Suppose $A\subseteq\mathbb{R}$ is bounded from below and $a=\inf(A)$. Show that $$ a=\inf(A)\quad\Leftrightarrow\quad a=\sup\{c\in\mathbb{R}: x>c~\forall x\in A\} $$
Intuitively, if $a$ is the infimum of the set $A$, it is the largest lower bound of $A$ and thus the smallest upper bound, i.e. the supremum, of the set $M:=\{c\in\mathbb{R}:x>c~\forall x\in A\}$, and vice versa.
But formally...
I would do it this way:
$\Rightarrow$:
Let $a=\inf A$ and $c\in M$. Then, $c$ is a lower bound of $A$ and thus smaller than $a$ since $a$ is the largest lower bound, i.e. $c\leqslant a$. But then $a$ is the smallest upper bound on $M$ since suppose there exists $\tilde{a}$ such that $c\leqslant\tilde{a}<a$ for some $c\in M$, then this contradicts $a=\inf A$.
Every element of the set $C:=\{c\in\mathbb R\mid\forall x\in A[x>c]\}$ is by definition a lower bound of $A$.
Also by definition $a$ is the greatest lower bound (=infinum) of $A$ so we must have $c\leq a$ for every $c\in C$.
That makes $a$ an upper bound of $C$.
It now remains to prove that $a$ is the least upper bound (=supremum) of $C$.
For every $x<a$ some $y$ exists with $x<y<a$.
From $y<a$ it follows easily that $y\in C$ and then from $x<y$ it follows that $x$ is not an upperbound of $C$.
Proved is now that $a$ is the least upper bound of $C$.
Edit:
Conversely let it be that $a=\sup C$.
If $x\in A$ then clearly $x$ is an upper bound of $C$ and we conclude that $a\leq x$.
This tells us that $a$ is a lower bound of $A$.
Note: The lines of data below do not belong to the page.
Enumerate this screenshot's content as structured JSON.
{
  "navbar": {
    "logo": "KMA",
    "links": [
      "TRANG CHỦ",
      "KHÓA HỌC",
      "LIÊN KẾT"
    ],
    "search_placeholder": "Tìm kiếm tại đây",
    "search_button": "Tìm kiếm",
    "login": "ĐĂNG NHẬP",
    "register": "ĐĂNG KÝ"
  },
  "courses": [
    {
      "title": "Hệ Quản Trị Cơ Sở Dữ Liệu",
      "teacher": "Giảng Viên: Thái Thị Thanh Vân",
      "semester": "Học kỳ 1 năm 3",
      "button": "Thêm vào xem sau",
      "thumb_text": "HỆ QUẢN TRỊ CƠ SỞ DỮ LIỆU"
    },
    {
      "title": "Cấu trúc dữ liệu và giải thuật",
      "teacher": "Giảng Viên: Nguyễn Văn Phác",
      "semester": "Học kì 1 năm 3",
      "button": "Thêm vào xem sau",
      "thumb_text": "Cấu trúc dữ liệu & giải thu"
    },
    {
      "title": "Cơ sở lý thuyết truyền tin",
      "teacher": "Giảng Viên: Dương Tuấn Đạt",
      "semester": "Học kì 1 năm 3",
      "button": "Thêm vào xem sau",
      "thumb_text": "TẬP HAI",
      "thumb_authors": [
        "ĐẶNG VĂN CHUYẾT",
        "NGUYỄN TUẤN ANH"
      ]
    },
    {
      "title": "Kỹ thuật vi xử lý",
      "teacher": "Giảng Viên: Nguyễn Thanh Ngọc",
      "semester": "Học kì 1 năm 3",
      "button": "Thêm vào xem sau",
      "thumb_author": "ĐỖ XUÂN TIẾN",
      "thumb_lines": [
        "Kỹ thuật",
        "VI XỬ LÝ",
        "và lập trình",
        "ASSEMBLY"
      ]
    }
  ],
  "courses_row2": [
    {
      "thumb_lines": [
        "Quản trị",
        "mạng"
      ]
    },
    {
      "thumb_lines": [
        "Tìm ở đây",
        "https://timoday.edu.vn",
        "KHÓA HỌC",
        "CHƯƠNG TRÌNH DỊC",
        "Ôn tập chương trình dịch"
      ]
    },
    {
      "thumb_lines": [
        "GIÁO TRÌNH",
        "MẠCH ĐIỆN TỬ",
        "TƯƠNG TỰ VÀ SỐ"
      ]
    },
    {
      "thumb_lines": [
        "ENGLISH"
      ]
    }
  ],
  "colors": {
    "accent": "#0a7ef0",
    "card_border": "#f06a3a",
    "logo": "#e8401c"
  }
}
It remains to be shown that $a$ ist the greatest lower bound of $A$ i.e. that every $y>a$ is not a lower bound of $A$.
If $y>a$ is a lower bound of $A$ then for every $x<y$ we find that $x\in C$.
So taking $y>x>a$ then leads to $x\in C$ and this contradicts $a=\sup C$.
We conclude that condition $y>a$ makes it impossible for $y$ to be a lower bound of $A$.
Proved is now that $a=\inf A$.